History
The Stork Club was owned and operated by Sherman Billingsley (1896–1966) an ex-bootlegger who came to New York from Enid, Oklahoma. (In later years, Billingsley claimed to have been born in 1900, but this is refuted by both the 1930 census and the Social Security Death Index.) From the end of Prohibition in 1933 until the early 1960s, the club was the symbol of café society. Movie stars, celebrities, the wealthy, showgirls, and aristocrats all mixed here. Other New York City clubs had the sophistication (El Morocco) and drew the sporting crowd (Toots Shor's Restaurant), but the Stork Club mixed power, money and glamour. Unlike its competitors, the Stork stayed open on Sunday nights and during the summer months.
The Stork Club first opened in 1929 at 132 West 58th Street, just down the block from Billingsley's apartment at 152 West 58th Street. Billingsley's hand-written recollections of the early days recount his working in his New York real estate office when two gamblers he knew from Oklahoma came to him, saying they wanted to open a restaurant. Billingsley went into partnership with them. This was the beginning of the Stork Club, but he could not remember how the club's name was chosen, saying, "Don't ask me how or why I picked the name, because I just don't remember."

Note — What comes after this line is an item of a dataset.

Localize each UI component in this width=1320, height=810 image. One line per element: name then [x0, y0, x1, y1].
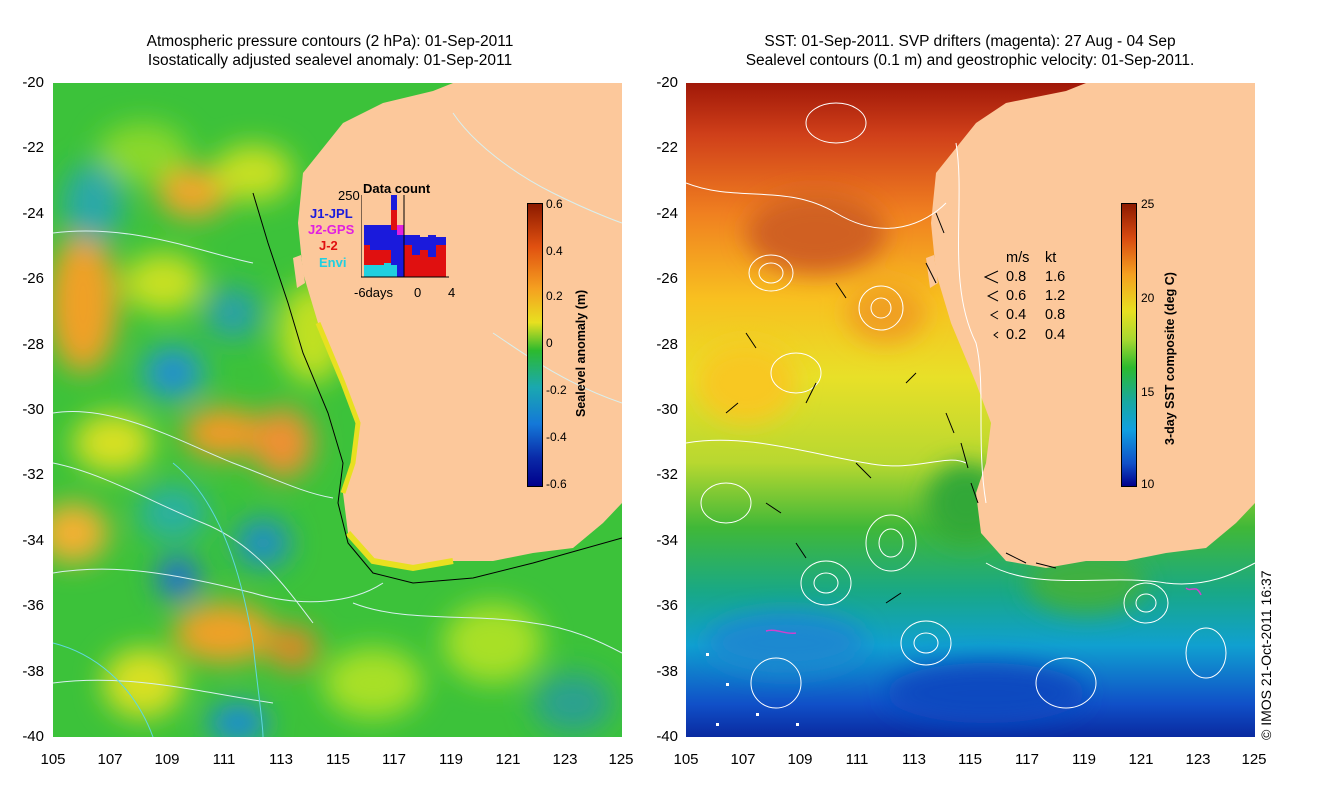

One of the first Stork Club customers was writer Heywood Broun, who was also a neighborhood resident. But Broun's first visit to the Stork was actually made by mistake; he believed it to be a funeral home. Billingsley wrote, "Broun walked in quietly, put his hat down on a table and went back in the rear room to pay his respect to the body but instead of a body he found a bar. He walked over to the bar, had several drinks, liked the place and came back very often, bringing his celebrity friends." Before long, Billingsley's Oklahoma partners sold their shares to a man named Thomas Healy.
Eventually Mr. Healy revealed that he was a "front" for three New York mobsters. While now aware of the situation and uncomfortable with it, Billingsley was kidnapped and held for ransom by Mad Dog Coll, who was a rival of his mob partners. Before the ransom money could be collected by Coll, Billingsley's gangster partners put a bounty on his head; Coll was lured to a telephone booth where he was shot to death. The secret gangster partners reluctantly allowed Billingsley to buy them out for $30,000 after the incident.
Prohibition agents closed the club on December 22, 1931, and it moved to East 51st Street for three years. In 1934, the Stork Club moved to 3 East 53rd Street, where it remained until it closed on October 4, 1965. When the Stork Club became a tenant in 1934, the building was known as the Physicians and Surgeons Building. Many of the medical tenants were unhappy about the night club moving in. Billingsley purchased the seven story building in February 1946 for $300,000 cash, evicting the doctors to expand the club. By 1936, the Stork was doing well enough to have a million dollar gross for the first time. From the physical layout of the club, as described by Ed Sullivan in a 1939 column, the Stork should have been doomed to failure, since it was strangely shaped and far from roomy in places. Billingsley's hospitality with food, drink, and gifts overcame the structural deficits to keep his patrons returning time after time. When the East 53rd Street building came down to make way for Paley Park, one of the artifacts found in it was a still. The New York Historical Society displayed that along with other Stork Club items and memorabilia in an exhibit in 2000. Today the ornamental bar of the Stork Club is to be found in Jim Brady's Bar in Maiden Lane.
Another New York nightclub owner named Tex Guinan (Mary Louise Cecilia Guinan) introduced Billingsley to her friend, the entertainment and gossip columnist Walter Winchell in 1930. In Winchell's column in the New York Daily Mirror, he once called the Stork Club "New York's New Yorkiest place on W. 58th". Winchell was a regular at the Stork Club; what he saw and heard there at his private Table 50 was the basis of his newspaper columns and radio broadcasts. Billingsley also kept professionals on his staff whose job was to listen to the chatter, determine fact from rumor, and then report the factual news to local columnists. The practice was seen as protective of the patrons by shielding them from unfounded reports, and also a continual source of publicity for the club. Billingsley's long-standing relationship with Ethel Merman brought the theater crowd to the Stork. Merman had a waiter assigned to her whose job was just to light her cigarettes. A feature of the club was a solid 14 karat gold chain at its entrance; patrons were allowed entry through it by the doorman. The dining room featured live bands for dancing; Billingsley kept control of the action through a series of hand signals to his help.